From the dramatist's point of view from the way he makes several characters emphasize in the dialogue, Oedipus is guilty of presumption and arrogance, disbelief and disregard of the gods and their oracles. From our modem point of view, Oedipus is a hit too careless of possibilities. He is not just a puppet but a free agent in his actions on the stage. Some of Oedipus's actions were fate-bound, but everything that he does on the stage, from first to last, he does as a free agent — his condemnation of Teiresias and Creon, his conversation with Jokasta leading him to reveal the facts of his life to her and to his learning from her the circumstances of the death of Laius, his pursuing his investigation despite the efforts of Jokasta and the Theban shepherd to stop him, and so on.

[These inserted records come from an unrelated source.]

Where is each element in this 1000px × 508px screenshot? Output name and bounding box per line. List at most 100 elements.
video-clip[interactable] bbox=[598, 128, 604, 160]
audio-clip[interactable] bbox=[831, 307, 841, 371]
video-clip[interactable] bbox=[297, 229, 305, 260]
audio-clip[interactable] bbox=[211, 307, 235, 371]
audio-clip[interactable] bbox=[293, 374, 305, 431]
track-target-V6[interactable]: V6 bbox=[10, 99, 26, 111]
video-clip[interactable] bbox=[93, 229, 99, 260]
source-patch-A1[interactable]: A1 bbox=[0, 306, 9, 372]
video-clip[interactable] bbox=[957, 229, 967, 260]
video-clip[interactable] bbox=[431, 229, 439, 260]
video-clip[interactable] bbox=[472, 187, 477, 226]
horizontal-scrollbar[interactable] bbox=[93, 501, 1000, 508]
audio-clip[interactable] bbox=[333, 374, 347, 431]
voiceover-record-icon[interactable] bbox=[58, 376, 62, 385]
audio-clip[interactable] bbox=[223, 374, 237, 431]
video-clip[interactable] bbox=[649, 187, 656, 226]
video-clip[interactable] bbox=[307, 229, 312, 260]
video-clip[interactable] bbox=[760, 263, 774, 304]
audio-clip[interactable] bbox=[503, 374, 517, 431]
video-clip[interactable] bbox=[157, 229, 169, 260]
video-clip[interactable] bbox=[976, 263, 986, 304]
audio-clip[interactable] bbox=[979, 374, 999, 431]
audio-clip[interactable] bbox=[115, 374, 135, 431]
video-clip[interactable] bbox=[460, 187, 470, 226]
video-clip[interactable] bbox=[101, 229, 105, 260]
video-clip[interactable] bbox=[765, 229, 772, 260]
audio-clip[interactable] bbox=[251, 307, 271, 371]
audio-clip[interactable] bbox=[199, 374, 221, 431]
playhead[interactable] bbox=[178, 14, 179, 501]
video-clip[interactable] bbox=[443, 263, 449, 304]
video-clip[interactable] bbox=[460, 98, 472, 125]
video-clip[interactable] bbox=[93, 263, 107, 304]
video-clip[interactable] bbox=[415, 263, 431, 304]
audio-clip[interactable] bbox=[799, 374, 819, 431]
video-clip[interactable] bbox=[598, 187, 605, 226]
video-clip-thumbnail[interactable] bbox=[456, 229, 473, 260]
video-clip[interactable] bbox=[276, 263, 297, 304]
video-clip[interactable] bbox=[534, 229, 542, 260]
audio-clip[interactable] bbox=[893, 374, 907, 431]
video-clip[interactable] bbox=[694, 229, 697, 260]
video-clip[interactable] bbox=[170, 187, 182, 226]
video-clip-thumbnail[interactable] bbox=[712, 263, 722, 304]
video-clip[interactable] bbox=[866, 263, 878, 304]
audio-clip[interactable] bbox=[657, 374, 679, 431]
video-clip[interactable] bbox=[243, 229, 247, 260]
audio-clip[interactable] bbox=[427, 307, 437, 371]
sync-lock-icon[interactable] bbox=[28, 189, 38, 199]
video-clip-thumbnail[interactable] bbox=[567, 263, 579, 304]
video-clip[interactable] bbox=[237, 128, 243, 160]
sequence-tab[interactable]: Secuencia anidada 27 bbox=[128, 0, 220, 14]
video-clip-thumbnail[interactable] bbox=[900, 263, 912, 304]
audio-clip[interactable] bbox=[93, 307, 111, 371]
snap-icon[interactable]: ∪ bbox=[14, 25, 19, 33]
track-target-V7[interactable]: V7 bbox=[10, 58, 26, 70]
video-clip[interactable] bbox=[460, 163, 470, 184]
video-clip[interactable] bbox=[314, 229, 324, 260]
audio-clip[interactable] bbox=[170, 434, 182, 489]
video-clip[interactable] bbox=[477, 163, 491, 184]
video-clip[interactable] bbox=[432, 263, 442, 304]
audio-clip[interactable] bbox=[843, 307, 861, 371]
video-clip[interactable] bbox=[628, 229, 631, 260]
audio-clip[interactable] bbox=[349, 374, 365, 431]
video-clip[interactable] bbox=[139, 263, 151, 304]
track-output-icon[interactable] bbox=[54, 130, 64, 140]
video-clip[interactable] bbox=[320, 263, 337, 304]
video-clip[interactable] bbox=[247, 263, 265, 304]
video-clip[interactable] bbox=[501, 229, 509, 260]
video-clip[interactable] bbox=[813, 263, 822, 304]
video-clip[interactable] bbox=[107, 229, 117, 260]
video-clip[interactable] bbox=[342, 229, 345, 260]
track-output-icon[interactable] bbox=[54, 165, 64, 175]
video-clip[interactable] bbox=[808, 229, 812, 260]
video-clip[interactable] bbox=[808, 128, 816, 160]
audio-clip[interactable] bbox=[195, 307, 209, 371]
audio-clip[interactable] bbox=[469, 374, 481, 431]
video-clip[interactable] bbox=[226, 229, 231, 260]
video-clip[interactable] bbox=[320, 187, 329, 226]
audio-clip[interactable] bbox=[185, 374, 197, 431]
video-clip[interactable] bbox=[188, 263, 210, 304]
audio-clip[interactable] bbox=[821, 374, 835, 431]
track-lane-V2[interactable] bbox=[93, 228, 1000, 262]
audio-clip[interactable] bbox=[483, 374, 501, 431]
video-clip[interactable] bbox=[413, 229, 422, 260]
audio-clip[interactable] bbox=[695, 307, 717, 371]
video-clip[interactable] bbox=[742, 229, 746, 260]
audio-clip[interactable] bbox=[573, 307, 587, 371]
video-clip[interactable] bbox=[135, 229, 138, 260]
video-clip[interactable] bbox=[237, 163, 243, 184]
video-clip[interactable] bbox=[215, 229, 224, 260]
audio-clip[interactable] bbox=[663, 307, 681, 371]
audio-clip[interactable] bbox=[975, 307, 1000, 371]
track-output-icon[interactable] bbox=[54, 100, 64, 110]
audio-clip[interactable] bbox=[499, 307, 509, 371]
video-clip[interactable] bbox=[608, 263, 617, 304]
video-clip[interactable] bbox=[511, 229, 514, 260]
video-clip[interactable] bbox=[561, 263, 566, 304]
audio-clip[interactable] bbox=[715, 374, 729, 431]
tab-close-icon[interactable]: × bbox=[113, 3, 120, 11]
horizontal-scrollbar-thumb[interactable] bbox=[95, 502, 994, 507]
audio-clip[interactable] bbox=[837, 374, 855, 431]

In short, both sides of the debate are equally strong. In spite of the evidence to prove Oedipus a free agent in most of his actions as depicted in the play, we cannot forget that the most tragic events of his life, like the murder of his father and his marriage with his mother, had inevitably to happen. Here the responsibility of fate cannot be denied. But the discovery by Oedipus of his crimes or sins is the result of the compulsions of his own nature. The real tragedy lies in this discovery, which is due to the traits of his own character. If he had not discovered the truth, he would have continued to live in a state of blissful ignorance and there would have been no tragedy. The character of Oedipus is the cause of his destiny from a rational point of view as well as Sophocles' ideas of punishment for the arrogant against the gods.